Le déficit de la balance commerciale des Etats-Unis a augmenté de 5,9% en août par rapport à juillet, pour ressortir à 67,1 milliards de dollars (57,0 milliards d’euros) en données corrigées des variations saisonnières, a annoncé ce mardi le département du Commerce. Les économistes s’attendaient à un déficit commercial de 66,2 milliards de dollars en août. Les exportations du pays ont progressé de 2,2% sur un mois, à 171,94 milliards de dollars, et ses importations ont crû de 3,2%, à 239,04 milliards.
Le groupe canadien GardaWorld, qui a lancé en septembre dernier un projet d’offre hostile sur son concurrent britannique G4S, a annoncé mardi qu’il allait commencer à rencontrer les actionnaires de son rival. G4S a rejeté la proposition de GardaWorld, estimant qu’elle est « inintéressante et opportuniste ».
Dans sa note de conjoncture tout juste publiée, l’Insee relève que la fin du deuxième trimestre et le troisième ont été caractérisés par un net rebond de l’activité en France dans le sillage du déconfinement. Mais la crainte d’une deuxième vague de contagion due à l’absence de maîtrise de l’épidémie de Covid-19 a un impact négatif sur la confiance des ménages et des entreprises, engendrant une incertitude élevée sur le profil de croissance de l’économie d’ici à la fin de cette année.
L’Organisation mondiale du commerce (OMC) a annoncé mardi avoir revu à la hausse sa prévision d'évolution du commerce mondial de marchandises pour cette année, grâce au rebond observé en juin et juillet. L’OMC table désormais sur une chute de 9,2% du commerce international en 2020 suivie d’un rebond de 7,2% en 2021.
La reprise de l'économie américaine est loin d'être achevée et la dynamique risque de s’inverser si le coronavirus n’est pas maîtrisé et si la croissance n’est pas soutenue, a déclaré mardi Jerome Powell, le président de la Réserve fédérale (Fed), en plaidant pour une aide accrue aux entreprises et aux ménages.
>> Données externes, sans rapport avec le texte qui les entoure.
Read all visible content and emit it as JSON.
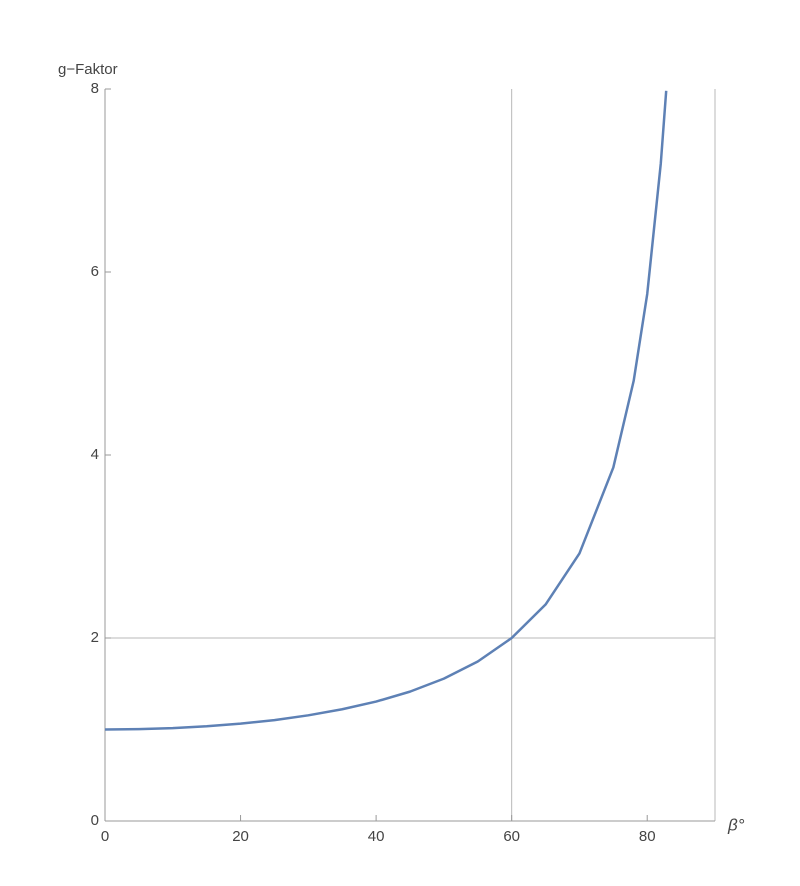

La Grande-Bretagne et l’Union européenne sont proches d’un accord sur les droits réciproques à la sécurité sociale de leurs citoyens après le Brexit, selon Reuters, qui cite deux sources diplomatiques.
Les commandes à l’industrie allemande ont augmenté de 4,5% en août, selon les données publiées ce mardi par l’Office fédéral de la statistique, alimentant les espoirs d’un rebond solide au troisième trimestre de la première économie d’Europe après le choc lié à la crise du coronavirus. Cette hausse est bien supérieure à la progression de 2,6% attendue par le consensus. Les données publiées montrent que les commandes domestiques ont augmenté de 1,7% pendant le mois d’août alors que celles provenant de l'étranger ont augmenté de 6,5%.
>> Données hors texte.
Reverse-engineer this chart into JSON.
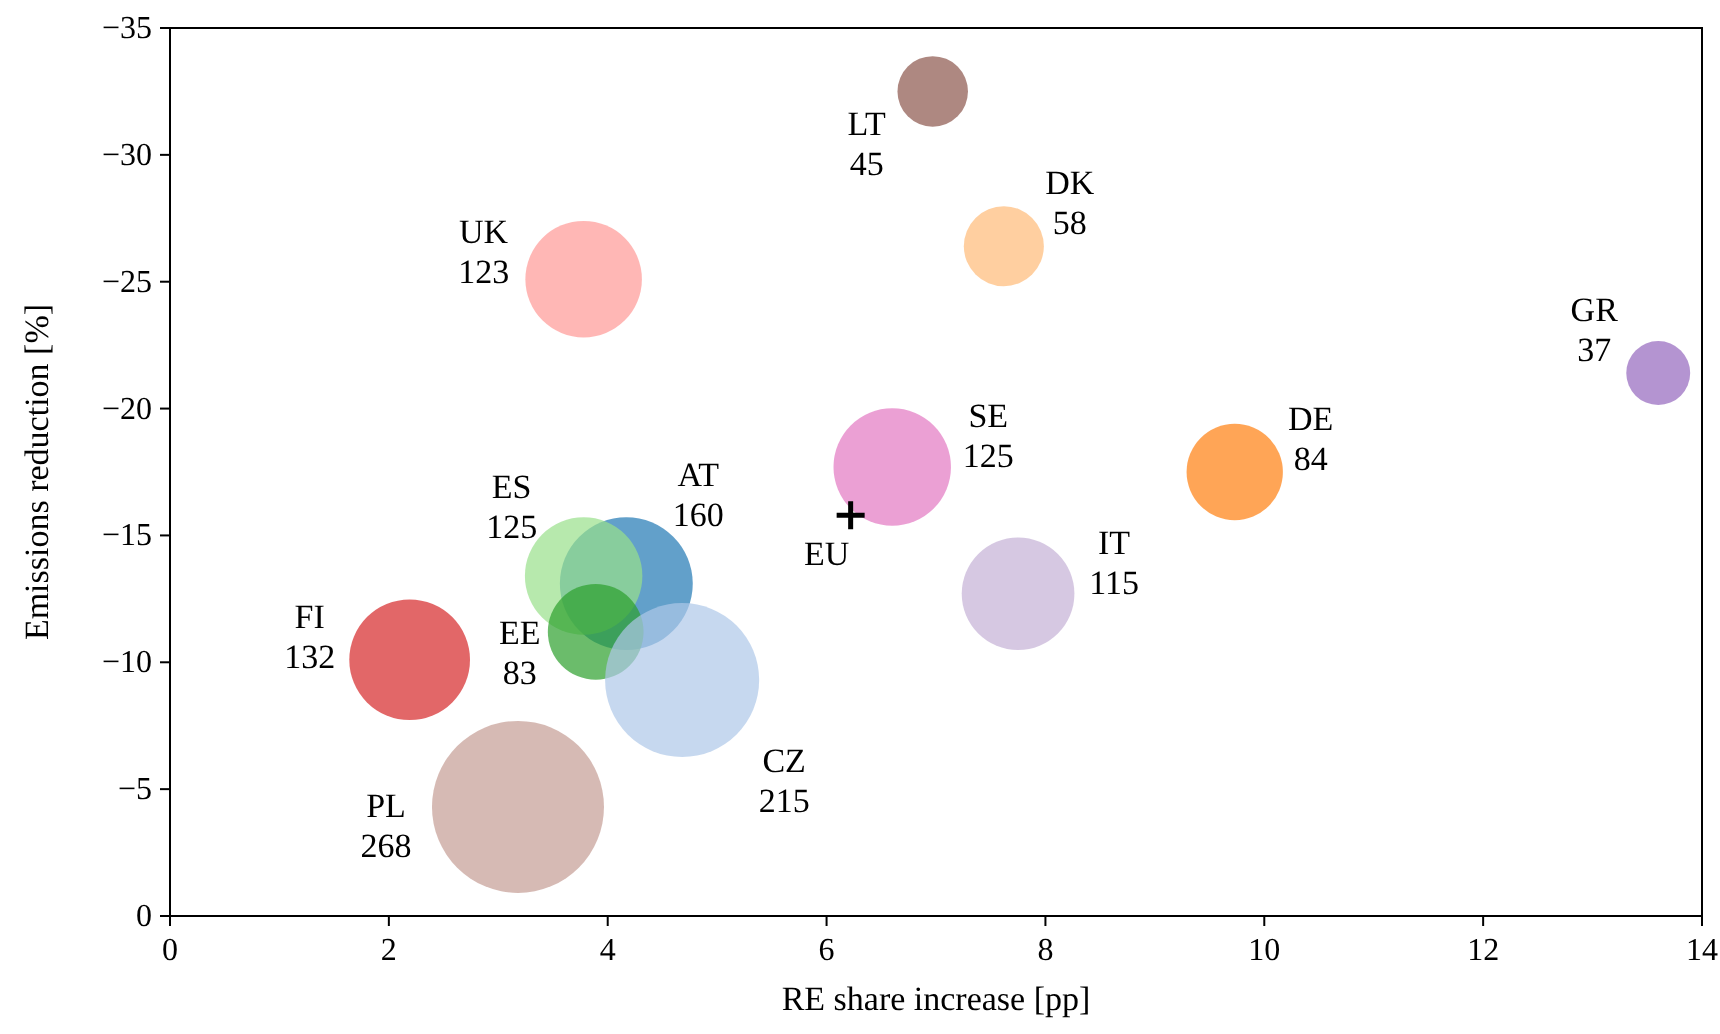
{
  "chart_data": {
    "type": "bubble",
    "xlabel": "RE share increase [pp]",
    "ylabel": "Emissions reduction [%]",
    "xlim": [
      0,
      14
    ],
    "xticks": [
      0,
      2,
      4,
      6,
      8,
      10,
      12,
      14
    ],
    "ylim": [
      0,
      -35
    ],
    "yticks": [
      {
        "value": 0,
        "label": "0"
      },
      {
        "value": -5,
        "label": "−5"
      },
      {
        "value": -10,
        "label": "−10"
      },
      {
        "value": -15,
        "label": "−15"
      },
      {
        "value": -20,
        "label": "−20"
      },
      {
        "value": -25,
        "label": "−25"
      },
      {
        "value": -30,
        "label": "−30"
      },
      {
        "value": -35,
        "label": "−35"
      }
    ],
    "grid": false,
    "series": [
      {
        "name": "LT",
        "color": "#8c564b",
        "x": [
          6.97
        ],
        "values": [
          -32.5
        ],
        "sizes": [
          45
        ],
        "value_labels": [
          "45"
        ]
      },
      {
        "name": "DK",
        "color": "#ffbb78",
        "x": [
          7.62
        ],
        "values": [
          -26.4
        ],
        "sizes": [
          58
        ],
        "value_labels": [
          "58"
        ]
      },
      {
        "name": "UK",
        "color": "#ff9896",
        "x": [
          3.78
        ],
        "values": [
          -25.1
        ],
        "sizes": [
          123
        ],
        "value_labels": [
          "123"
        ]
      },
      {
        "name": "GR",
        "color": "#9467bd",
        "x": [
          13.6
        ],
        "values": [
          -21.4
        ],
        "sizes": [
          37
        ],
        "value_labels": [
          "37"
        ]
      },
      {
        "name": "SE",
        "color": "#e377c2",
        "x": [
          6.6
        ],
        "values": [
          -17.7
        ],
        "sizes": [
          125
        ],
        "value_labels": [
          "125"
        ]
      },
      {
        "name": "DE",
        "color": "#ff7f0e",
        "x": [
          9.73
        ],
        "values": [
          -17.5
        ],
        "sizes": [
          84
        ],
        "value_labels": [
          "84"
        ]
      },
      {
        "name": "AT",
        "color": "#1f77b4",
        "x": [
          4.17
        ],
        "values": [
          -13.1
        ],
        "sizes": [
          160
        ],
        "value_labels": [
          "160"
        ]
      },
      {
        "name": "ES",
        "color": "#98df8a",
        "x": [
          3.78
        ],
        "values": [
          -13.4
        ],
        "sizes": [
          125
        ],
        "value_labels": [
          "125"
        ]
      },
      {
        "name": "IT",
        "color": "#c5b0d5",
        "x": [
          7.75
        ],
        "values": [
          -12.7
        ],
        "sizes": [
          115
        ],
        "value_labels": [
          "115"
        ]
      },
      {
        "name": "EE",
        "color": "#2ca02c",
        "x": [
          3.89
        ],
        "values": [
          -11.2
        ],
        "sizes": [
          83
        ],
        "value_labels": [
          "83"
        ]
      },
      {
        "name": "FI",
        "color": "#d62728",
        "x": [
          2.19
        ],
        "values": [
          -10.1
        ],
        "sizes": [
          132
        ],
        "value_labels": [
          "132"
        ]
      },
      {
        "name": "CZ",
        "color": "#aec7e8",
        "x": [
          4.68
        ],
        "values": [
          -9.3
        ],
        "sizes": [
          215
        ],
        "value_labels": [
          "215"
        ]
      },
      {
        "name": "PL",
        "color": "#c49c94",
        "x": [
          3.18
        ],
        "values": [
          -4.3
        ],
        "sizes": [
          268
        ],
        "value_labels": [
          "268"
        ]
      },
      {
        "name": "EU",
        "type": "scatter",
        "marker": "cross",
        "color": "#000000",
        "x": [
          6.22
        ],
        "values": [
          -15.8
        ]
      }
    ]
  }
}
Le groupe minier anglo-australien BHP a annoncé aujourd’hui qu’il allait acquérir une participation supplémentaire de 28% dans le gisement pétrolier et gazier de Shenzi, dans le golfe du Mexique, auprès de la société américaine Hess Corporation pour un montant de 505 millions de dollars (429 millions d’euros). Cette acquisition porte la participation de BHP à 72% et augmente sa part de la production du gisement d’environ 11.000 barils d'équivalent pétrole par jour (bep/j), a indiqué BHP qui est l’opérateur de Shenzi. Les 28% restants sont détenus par le pétrolier espagnol Repsol.
Le gouvernement français est prêt à redéfinir les seuils permettant aux entreprises d’accéder au fonds de solidarité et d’ouvrir à d’autres secteurs ce dispositif de soutien mis en place pour pallier les baisses de chiffres d’affaires, a annoncé le ministre de l’Economie, Bruno Le Maire, sur France Info. Il permet actuellement à une entreprise comptant jusqu'à 20 salariés de toucher jusqu'à 10.000 euros par mois et n’est accessible que si une entreprise est fermée ou subit une perte de 80% de son chiffre d’affaires. Ces modifications seront présentées dès la semaine prochaine par le Premier ministre Jean Castex à l’occasion d’un comité interministériel sur le tourisme.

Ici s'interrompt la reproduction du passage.